There are three lectures here

Pages 325 to 332 and pages A-33 to A-40 in the book also talk about exceptions.

Each note begins with a time; "ca." in front of a time means that it is approximate.

Here's a link to the first lecture:

Lecture 1

6:30 -- Think of interrupts as the phone ringing to signal you to pick it up. Think of polling as building phones with no ringer; instead you go to the phone every now and then and pick it up to see if anyone is there.

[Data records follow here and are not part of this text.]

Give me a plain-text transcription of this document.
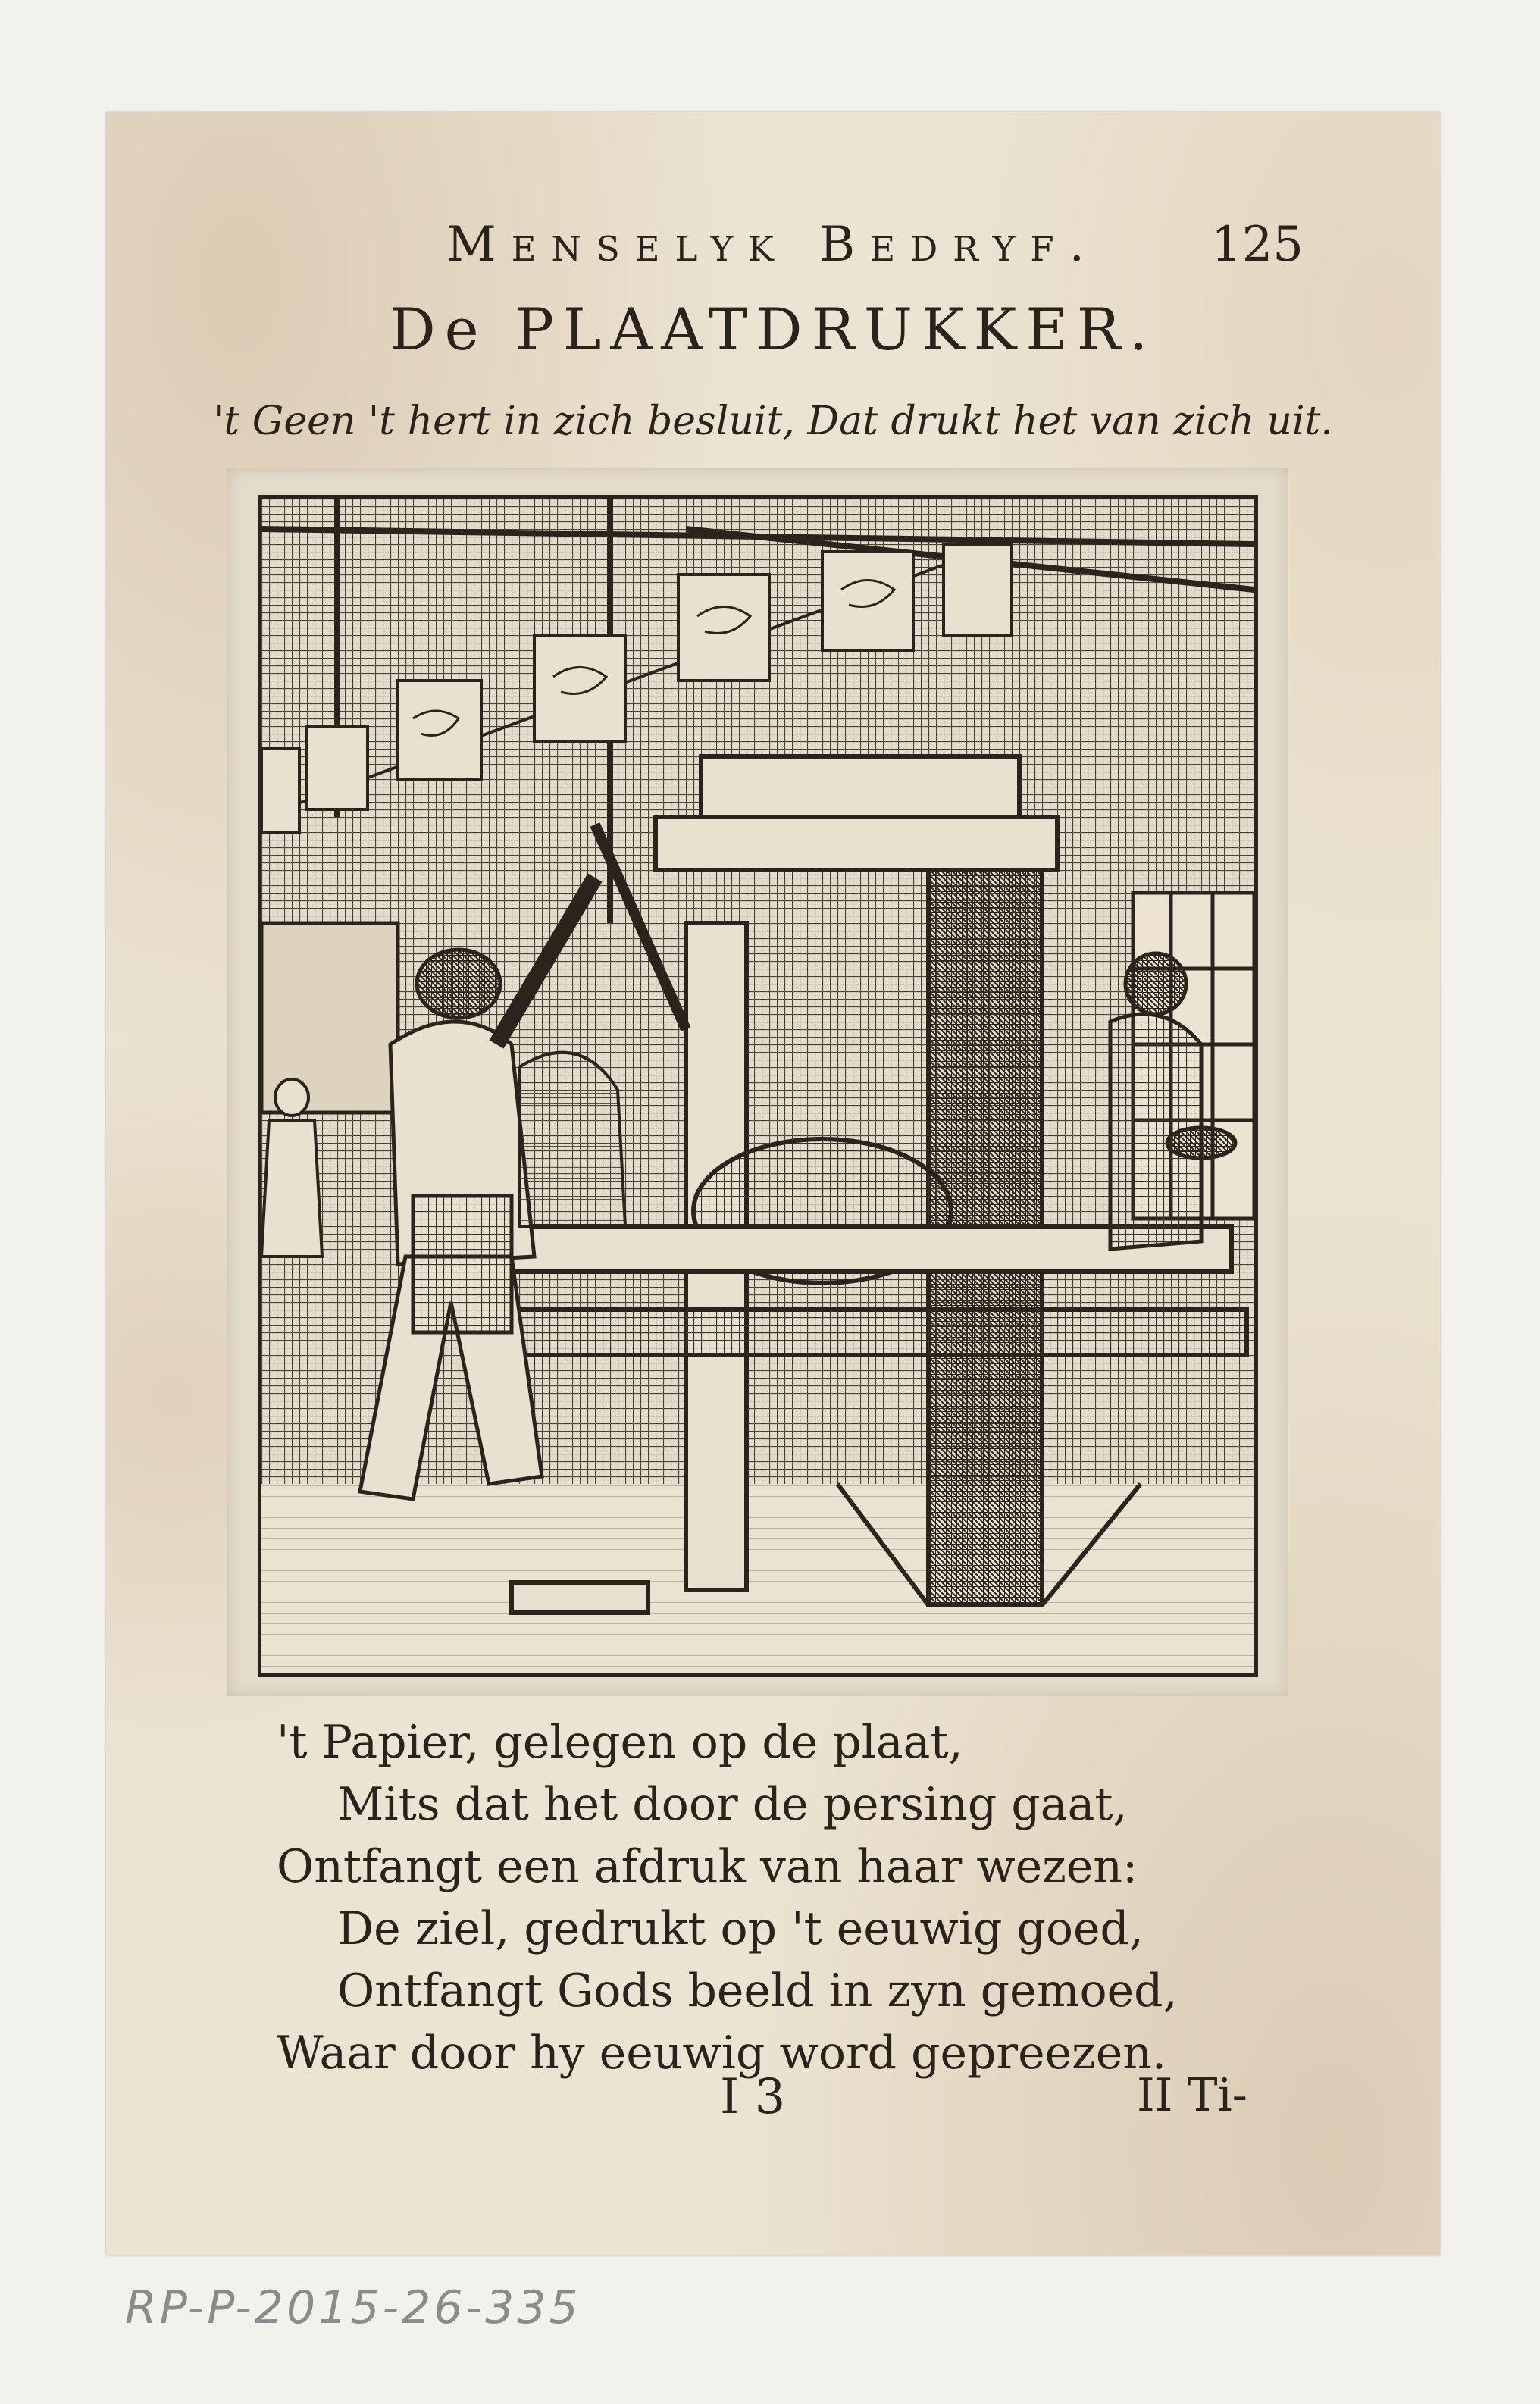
Menselyk Bedryf.	125
De PLAATDRUKKER.
't Geen 't hert in zich besluit, Dat drukt het van zich uit.
't Papier, gelegen op de plaat,
Mits dat het door de persing gaat,
Ontfangt een afdruk van haar wezen:
De ziel, gedrukt op 't eeuwig goed,
Ontfangt Gods beeld in zyn gemoed,
Waar door hy eeuwig word gepreezen.
I 3	II Ti-
RP-P-2015-26-335
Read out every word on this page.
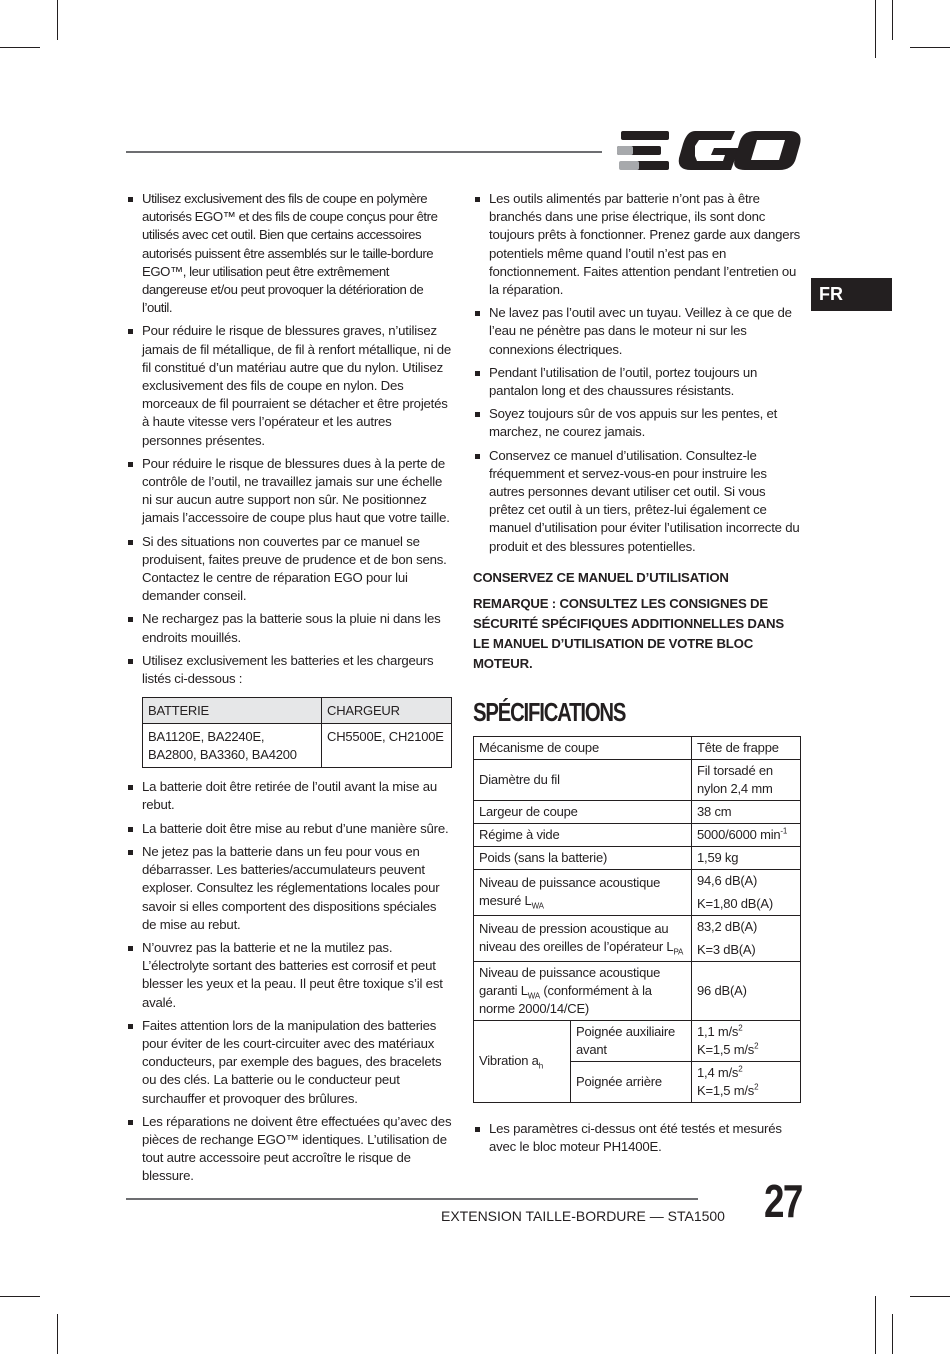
FR
Utilisez exclusivement des fils de coupe en polymère autorisés EGO™ et des fils de coupe conçus pour être utilisés avec cet outil. Bien que certains accessoires autorisés puissent être assemblés sur le taille-bordure EGO™, leur utilisation peut être extrêmement dangereuse et/ou peut provoquer la détérioration de l’outil.
Pour réduire le risque de blessures graves, n’utilisez jamais de fil métallique, de fil à renfort métallique, ni de fil constitué d’un matériau autre que du nylon. Utilisez exclusivement des fils de coupe en nylon. Des morceaux de fil pourraient se détacher et être projetés à haute vitesse vers l’opérateur et les autres personnes présentes.
Pour réduire le risque de blessures dues à la perte de contrôle de l’outil, ne travaillez jamais sur une échelle ni sur aucun autre support non sûr. Ne positionnez jamais l’accessoire de coupe plus haut que votre taille.
Si des situations non couvertes par ce manuel se produisent, faites preuve de prudence et de bon sens. Contactez le centre de réparation EGO pour lui demander conseil.
Ne rechargez pas la batterie sous la pluie ni dans les endroits mouillés.
Utilisez exclusivement les batteries et les chargeurs listés ci-dessous :
BATTERIE	CHARGEUR
BA1120E, BA2240E, BA2800, BA3360, BA4200	CH5500E, CH2100E
La batterie doit être retirée de l’outil avant la mise au rebut.
La batterie doit être mise au rebut d’une manière sûre.
Ne jetez pas la batterie dans un feu pour vous en débarrasser. Les batteries/accumulateurs peuvent exploser. Consultez les réglementations locales pour savoir si elles comportent des dispositions spéciales de mise au rebut.
N’ouvrez pas la batterie et ne la mutilez pas. L’électrolyte sortant des batteries est corrosif et peut blesser les yeux et la peau. Il peut être toxique s’il est avalé.
Faites attention lors de la manipulation des batteries pour éviter de les court-circuiter avec des matériaux conducteurs, par exemple des bagues, des bracelets ou des clés. La batterie ou le conducteur peut surchauffer et provoquer des brûlures.
Les réparations ne doivent être effectuées qu’avec des pièces de rechange EGO™ identiques. L’utilisation de tout autre accessoire peut accroître le risque de blessure.
Les outils alimentés par batterie n’ont pas à être branchés dans une prise électrique, ils sont donc toujours prêts à fonctionner. Prenez garde aux dangers potentiels même quand l’outil n’est pas en fonctionnement. Faites attention pendant l’entretien ou la réparation.
Ne lavez pas l’outil avec un tuyau. Veillez à ce que de l’eau ne pénètre pas dans le moteur ni sur les connexions électriques.
Pendant l’utilisation de l’outil, portez toujours un pantalon long et des chaussures résistants.
Soyez toujours sûr de vos appuis sur les pentes, et marchez, ne courez jamais.
Conservez ce manuel d’utilisation. Consultez-le fréquemment et servez-vous-en pour instruire les autres personnes devant utiliser cet outil. Si vous prêtez cet outil à un tiers, prêtez-lui également ce manuel d’utilisation pour éviter l’utilisation incorrecte du produit et des blessures potentielles.

CONSERVEZ CE MANUEL D’UTILISATION

REMARQUE : CONSULTEZ LES CONSIGNES DE SÉCURITÉ SPÉCIFIQUES ADDITIONNELLES DANS LE MANUEL D’UTILISATION DE VOTRE BLOC MOTEUR.

SPÉCIFICATIONS
Mécanisme de coupe		Tête de frappe
Diamètre du fil		Fil torsadé en nylon 2,4 mm
Largeur de coupe		38 cm
Régime à vide		5000/6000 $\min^{-1}$
Poids (sans la batterie)		1,59 kg
Niveau de puissance acoustique mesuré $L_{WA}$		94,6 dB(A)
K=1,80 dB(A)

Niveau de pression acoustique au niveau des oreilles de l’opérateur $L_{PA}$		83,2 dB(A)
K=3 dB(A)

Niveau de puissance acoustique garanti $L_{WA}$ (conformément à la norme 2000/14/CE)		96 dB(A)
Vibration $a_h$	Poignée auxiliaire avant	1,1 $m/s^2$
K=1,5 $m/s^2$

	Poignée arrière	1,4 $m/s^2$
K=1,5 $m/s^2$
Les paramètres ci-dessus ont été testés et mesurés avec le bloc moteur PH1400E.
EXTENSION TAILLE-BORDURE — STA1500 27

Here's a link to the second lecture:

Lecture 2

14:00 -- start here

28:00 -- MARS does not try to simulate kernel mode

38:40 -- MIPS uses the syscall instruction for this. You've seen it used in MARS. Page A-44 has a list of syscalls that MARS can handle. Read the list and think of it as a mini operating system.

41:40 -- On MIPS, for some reason, dividing by zero does not cause an exception. A word access to a memory address that is not a multiple of 4 will cause an exception. Another example is trying to execute a bit pattern that is not a legal instruction.

45:30 -- On MIPS, that address is 0x8000-0180

Here's a link to the third lecture:

Lecture 3

37:30 -- He's putting together a list of software exceptions. We have a short list of them at 41:40 in lecture 2.